It was a sweltering day in October in Tucson. I dialed my mother’s hospital room as I drove to a clinic to do a presentation on “Coping with Holidays and Cancer.” (Yes, I know, I should not have been on the phone while driving –we did not know better then—). The stress in the car was visceral; I was the director of a cancer support organization, and the holidays were a dreadful time for our clients and my mother was in Houston dying of lung cancer.
I would be seeing her in person the next day but as I processed what I was going to say to families and patients in the audience, I could not help but wonder how my own family was going to cope. Not very well was my guess. So, I reached out to mother. I told her that one of my favorite memories of her was that she was a dancing and singing mom. “You liked that?” she said. “Of course. Thank you.” I replied. That was the last conversation I had with her; she died the next day while my family and I were enroute to Houston. We had moved from a family coping with cancer to a family coping with grief.
David Kessler (www.grief.com) says it so well: “Your absence is loud this holiday season.” The poignancy of our current pandemic-strickened times combined with personal loss can be devastating for families trying to cope with the death of a loved one.
Traditions and memories are particularly strong during the holidays; even people who are typically not interested in engaging in the festivities have stories and food and decorations and music and gatherings in their DNA from the past and when they include those who have recently died, it can be bitter and painful.
When someone important in our lives dies, we must create a new life with them. Even though their physical bodies are gone, they have a presence in us. We are in a new relationship in which the memories– good and bad and feelings– good and bad– are still present. So how do we do that?
In her book “Being with Dying,” Buddhist teacher and death doula, Joan Halifax speaks of an old Zen saying, “Fishing with a straight hook.” This means look for no results. Just exist in the here and now.

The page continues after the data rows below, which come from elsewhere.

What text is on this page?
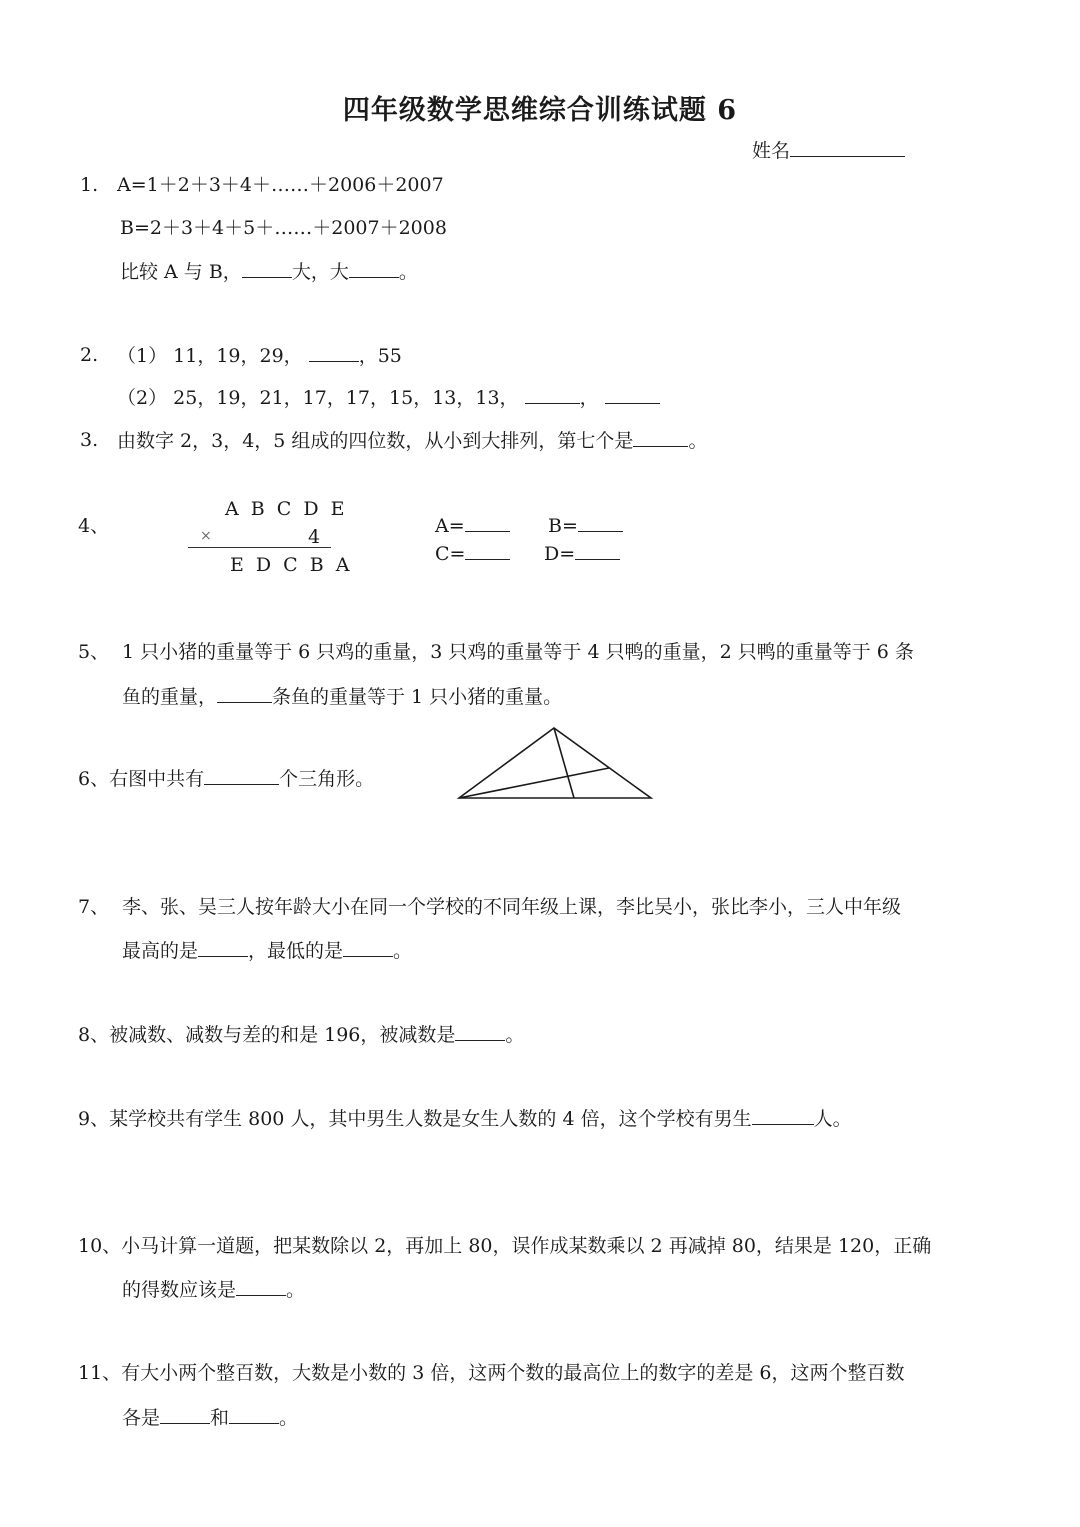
四年级数学思维综合训练试题 6
姓名
1. A=1＋2＋3＋4＋……＋2006＋2007
B=2＋3＋4＋5＋……＋2007＋2008
比较 A 与 B，	大，大	。
2. （1） 11，19，29，	，55
（2） 25，19，21，17，17，15，13，13，	，
3. 由数字 2，3，4，5 组成的四位数，从小到大排列，第七个是	。
4、
A B C D E
×	4
E D C B A
A=	B=
C=	D=
5、 1 只小猪的重量等于 6 只鸡的重量，3 只鸡的重量等于 4 只鸭的重量，2 只鸭的重量等于 6 条
鱼的重量，	条鱼的重量等于 1 只小猪的重量。
6、右图中共有	个三角形。
7、 李、张、吴三人按年龄大小在同一个学校的不同年级上课，李比吴小，张比李小，三人中年级
最高的是	，最低的是	。
8、被减数、减数与差的和是 196，被减数是	。
9、某学校共有学生 800 人，其中男生人数是女生人数的 4 倍，这个学校有男生	人。
10、小马计算一道题，把某数除以 2，再加上 80，误作成某数乘以 2 再减掉 80，结果是 120，正确
的得数应该是	。
11、有大小两个整百数，大数是小数的 3 倍，这两个数的最高位上的数字的差是 6，这两个整百数
各是	和	。
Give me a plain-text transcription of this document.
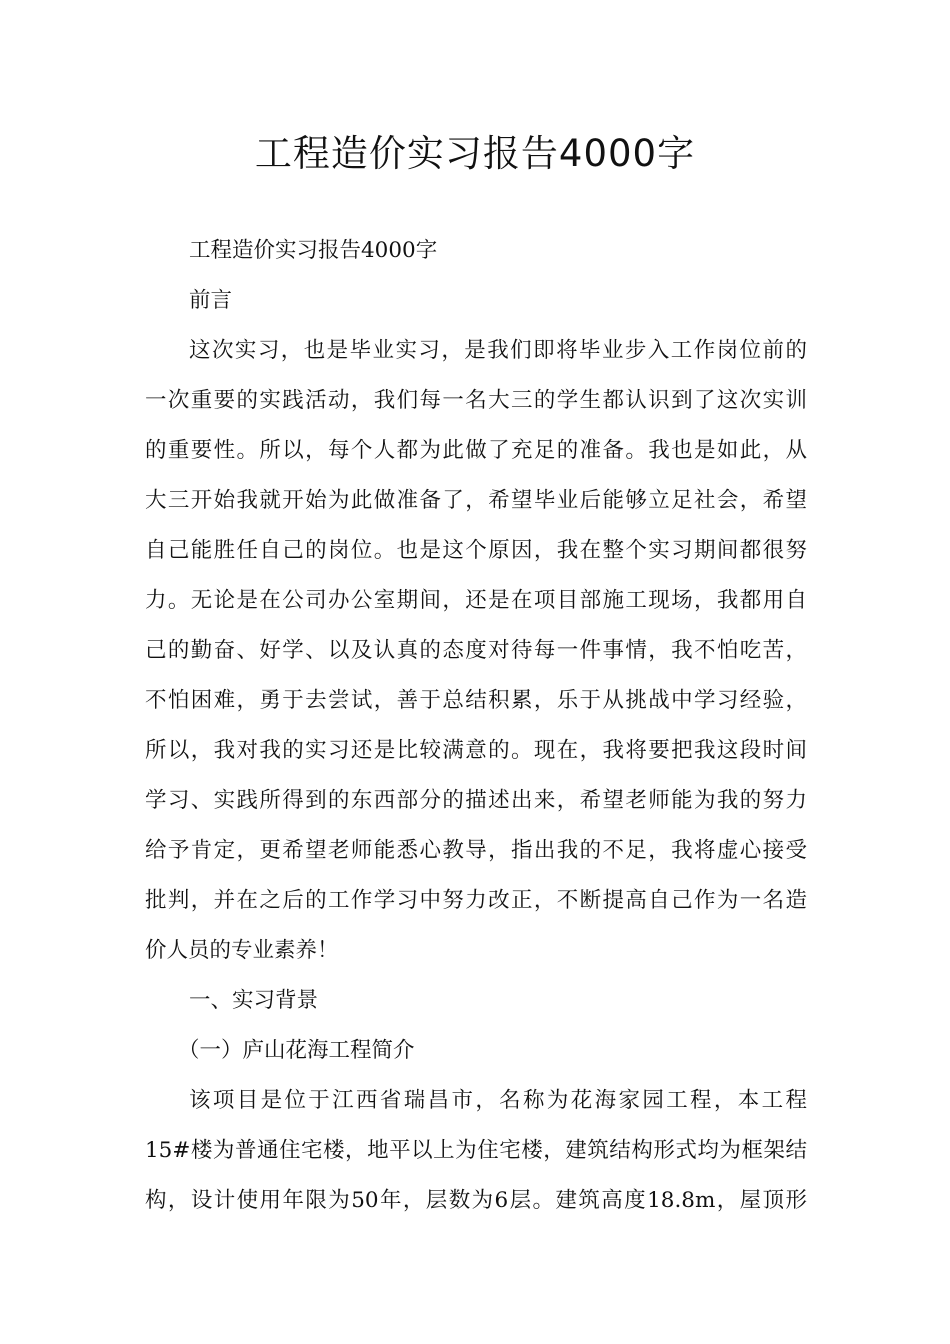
工程造价实习报告4000字
工程造价实习报告4000字
前言
这次实习，也是毕业实习，是我们即将毕业步入工作岗位前的
一次重要的实践活动，我们每一名大三的学生都认识到了这次实训
的重要性。所以，每个人都为此做了充足的准备。我也是如此，从
大三开始我就开始为此做准备了，希望毕业后能够立足社会，希望
自己能胜任自己的岗位。也是这个原因，我在整个实习期间都很努
力。无论是在公司办公室期间，还是在项目部施工现场，我都用自
己的勤奋、好学、以及认真的态度对待每一件事情，我不怕吃苦，
不怕困难，勇于去尝试，善于总结积累，乐于从挑战中学习经验，
所以，我对我的实习还是比较满意的。现在，我将要把我这段时间
学习、实践所得到的东西部分的描述出来，希望老师能为我的努力
给予肯定，更希望老师能悉心教导，指出我的不足，我将虚心接受
批判，并在之后的工作学习中努力改正，不断提高自己作为一名造
价人员的专业素养！
一、实习背景
（一）庐山花海工程简介
该项目是位于江西省瑞昌市，名称为花海家园工程，本工程
15#楼为普通住宅楼，地平以上为住宅楼，建筑结构形式均为框架结
构，设计使用年限为50年，层数为6层。建筑高度18.8m，屋顶形
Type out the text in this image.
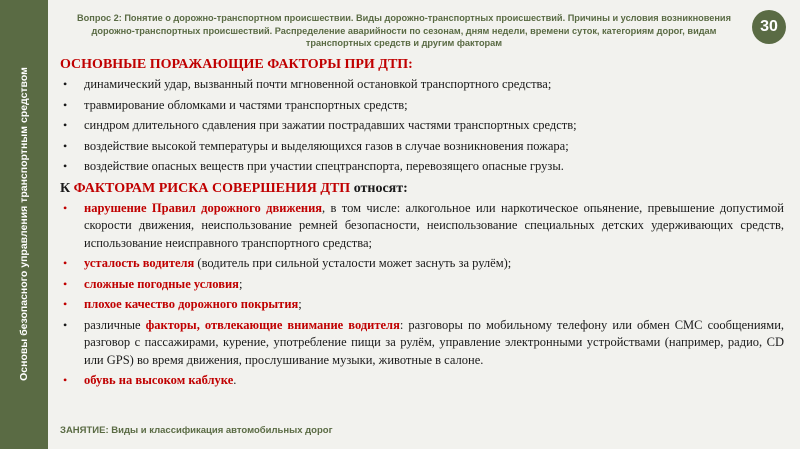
Основы безопасного управления транспортным средством
Вопрос 2: Понятие о дорожно-транспортном происшествии. Виды дорожно-транспортных происшествий. Причины и условия возникновения дорожно-транспортных происшествий. Распределение аварийности по сезонам, дням недели, времени суток, категориям дорог, видам транспортных средств и другим факторам
30
ОСНОВНЫЕ ПОРАЖАЮЩИЕ ФАКТОРЫ ПРИ ДТП:
• динамический удар, вызванный почти мгновенной остановкой транспортного средства;
• травмирование обломками и частями транспортных средств;
• синдром длительного сдавления при зажатии пострадавших частями транспортных средств;
• воздействие высокой температуры и выделяющихся газов в случае возникновения пожара;
• воздействие опасных веществ при участии спецтранспорта, перевозящего опасные грузы.
К ФАКТОРАМ РИСКА СОВЕРШЕНИЯ ДТП относят:
• нарушение Правил дорожного движения, в том числе: алкогольное или наркотическое опьянение, превышение допустимой скорости движения, неиспользование ремней безопасности, неиспользование специальных детских удерживающих средств, использование неисправного транспортного средства;
• усталость водителя (водитель при сильной усталости может заснуть за рулём);
• сложные погодные условия;
• плохое качество дорожного покрытия;
• различные факторы, отвлекающие внимание водителя: разговоры по мобильному телефону или обмен СМС сообщениями, разговор с пассажирами, курение, употребление пищи за рулём, управление электронными устройствами (например, радио, CD или GPS) во время движения, прослушивание музыки, животные в салоне.
• обувь на высоком каблуке.
ЗАНЯТИЕ: Виды и классификация автомобильных дорог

In my doula work, we speak of “holding space.” That is a version of the same thing: not expecting a particular outcome, not pushing for a specific result. It is a powerful discipline and one which I am suggesting would work well for those around us who are grieving.
So, what would that look like? A part of that might entail honoring the old traditions, or creating new ones (for example, donating a gift in their memory), or doing nothing at all. It could mean sitting quietly with a crying person without trying to repair or take away the pain. It means being in yoga pants and the house for the entire holiday season. It might mean going to a holiday gathering for only 10 minutes and that being perfectly fine.
In other words, there is no right answer. There is no right way to grief. But we can be present in a soft and gentle way which is supportive and just enough.
In his beautiful, painful book about the death and grief for his wife the poet Jane Kenyon, Donald Hall says it painfully in “Letter at Christmas.”
The big wooden clock you gave me
our first Christmas together
stopped in September.
The Bristol Watch Maker
Kept it six weeks. Now it speeds
Sixty-five minutes to the hour, as if
It wants to be done with the day.
When I try talking with strangers
I want to run out of the room
Into the woods with turkeys and foxes.
I want to talk only
About words we spoke back and forth
When we knew you would die.
I want never to joke or argue
Or chatter again. I want never
To think or feel. . .
For these holidays, I wish us all peace and quiet. Time to reflect. Whatever we do, it will be exactly right.